Mr. Learner, I don't think you're going to get much more efficient of an approach than this. I ran a test over 1.7M rows and it split them out in 29.2 seconds.
I was able to get it down to 22.7 seconds using Itzik's Tally function, called TallyN below.
Without actually returning the values (using a bit bucket instead) the times were 8166 ms vs. 7826 ms.

I tried a couple of slightly different approaches and the results were largely the same.

Here's the test harness I put together for it.

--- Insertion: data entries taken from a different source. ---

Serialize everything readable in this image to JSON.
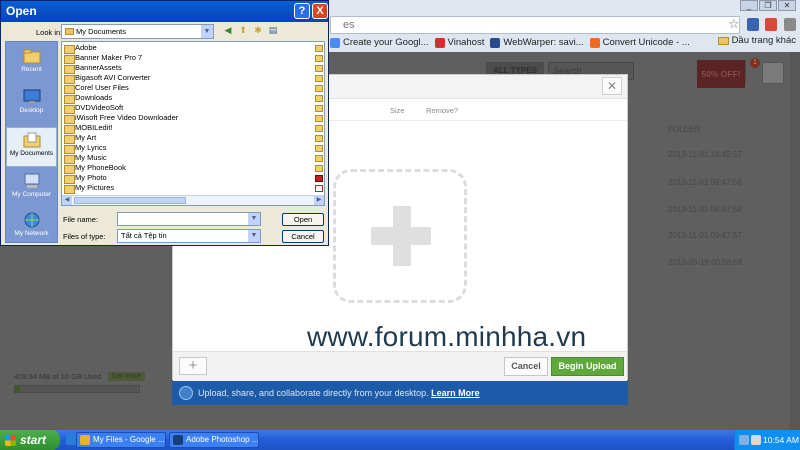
{
  "browser": {
    "address_text": "es",
    "bookmarks": [
      {
        "label": "Create your Googl...",
        "color": "#4a8af4"
      },
      {
        "label": "Vinahost",
        "color": "#d32f2f"
      },
      {
        "label": "WebWarper: savi...",
        "color": "#2b4a8c"
      },
      {
        "label": "Convert Unicode - ...",
        "color": "#f06b1f"
      }
    ],
    "bookmarks_more": "»",
    "bookmark_folder": "Dầu trang khác"
  },
  "app": {
    "all_types_label": "ALL TYPES",
    "search_placeholder": "Search",
    "offer_label": "50% OFF!",
    "notification_count": "1",
    "dates": [
      "FOLDER",
      "2013-11-01 14:45:57",
      "2013-11-01 09:47:58",
      "2013-11-01 09:47:58",
      "2013-11-01 09:47:57",
      "2013-05-19 00:56:58"
    ],
    "quota_text": "409.94 MB of 10 GB Used",
    "quota_upgrade": "Get more",
    "quota_percent": 4
  },
  "upload": {
    "col_size": "Size",
    "col_remove": "Remove?",
    "cancel_label": "Cancel",
    "begin_label": "Begin Upload",
    "promo_text": "Upload, share, and collaborate directly from your desktop. ",
    "promo_link": "Learn More",
    "watermark": "www.forum.minhha.vn"
  },
  "dialog": {
    "title": "Open",
    "help_label": "?",
    "close_label": "X",
    "look_in_label": "Look in:",
    "look_in_value": "My Documents",
    "places": [
      "Recent",
      "Desktop",
      "My Documents",
      "My Computer",
      "My Network"
    ],
    "files": [
      "Adobe",
      "Banner Maker Pro 7",
      "BannerAssets",
      "Bigasoft AVI Converter",
      "Corel User Files",
      "Downloads",
      "DVDVideoSoft",
      "iWisoft Free Video Downloader",
      "MOBILedit!",
      "My Art",
      "My Lyrics",
      "My Music",
      "My PhoneBook",
      "My Photo",
      "My Pictures"
    ],
    "file_name_label": "File name:",
    "file_name_value": "",
    "files_of_type_label": "Files of type:",
    "files_of_type_value": "Tất cả Tệp tin",
    "open_label": "Open",
    "cancel_label": "Cancel"
  },
  "taskbar": {
    "start_label": "start",
    "tasks": [
      {
        "label": "My Files - Google ...",
        "color": "#e8b430"
      },
      {
        "label": "Adobe Photoshop ...",
        "color": "#1b3d78"
      }
    ],
    "clock": "10:54 AM"
  }
}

--This table variable is only used to track the start and end time of each task as executed. Thanks for the approach, EE! DECLARE @times TABLE ( task Varchar(32), d Datetime);

--Bit bucket variables to receive the values DECLARE @id Integer, @n Integer, @char Varchar(1);

--Approach #1 INSERT INTO @times(task, d) VALUES('Split', GETDATE());

SELECT @id = ID, @n = n, @char = Substring(t.CATEGORY, n, 1) FROM #TEST t CROSS APPLY (SELECT n FROM (VALUES (1),(2),(3),(4),(5)) nums (n)) nums WHERE n <= Len(t.CATEGORY);

INSERT INTO @times(task, d) VALUES('Split', GETDATE());

--Approach #2 INSERT INTO @times(task, d) VALUES('TallyN', GETDATE());

SELECT @id = ID, @n = t.N, @char = SUBSTRING(d.Category, t.N, 1) FROM #test d CROSS APPLY dbo.TallyN(5) t WHERE t.N < LEN(d.Category);

INSERT INTO @times(task, d) VALUES('TallyN', GETDATE());

--The time each approach took is the difference of the min and max for each task name SELECT task, DATEDIFF(ms, MIN(d), MAX(d)) FROM @times GROUP BY task;

I hope I didn't go overboard, but I really enjoy this type of thing. 😉 There may, of course, be faster ways to do the same thing, but I think this is pretty good.

Tally Tables - Performance Personified
String Splitting with True Performance
Best practices on how to ask questions

Jacob Wilkins One Orange Chip Points: 27976 More actions · Answer 3

I'm not sure there's actually a substantial performance difference between the two methods.

Note that the TallyN query as written will always avoid doing the last letter of each category, because it's doing WHERE t.N < LEN(d.Category) instead of WHERE t.N <= LEN(d.Category)

I'd wager most of the performance improvement comes from avoiding that extra letter of work for each ID 🙂

EDIT:

As a followup, here's another method that seems to shave a bit of time off by only generating the rows we need in the CROSS APPLY, instead of potentially generating all 5 and rejecting some of them with the WHERE clause (I'm still playing around with this in my head and might test a couple other ideas, hence labeling it 'Jacob #1')

I've also noticed this one tends to go parallel, so you might want to throw in a MAXDOP 1 hint so the elapsed time metric isn't misleading. Even forcing them all serial this one consistently is measurably faster, though.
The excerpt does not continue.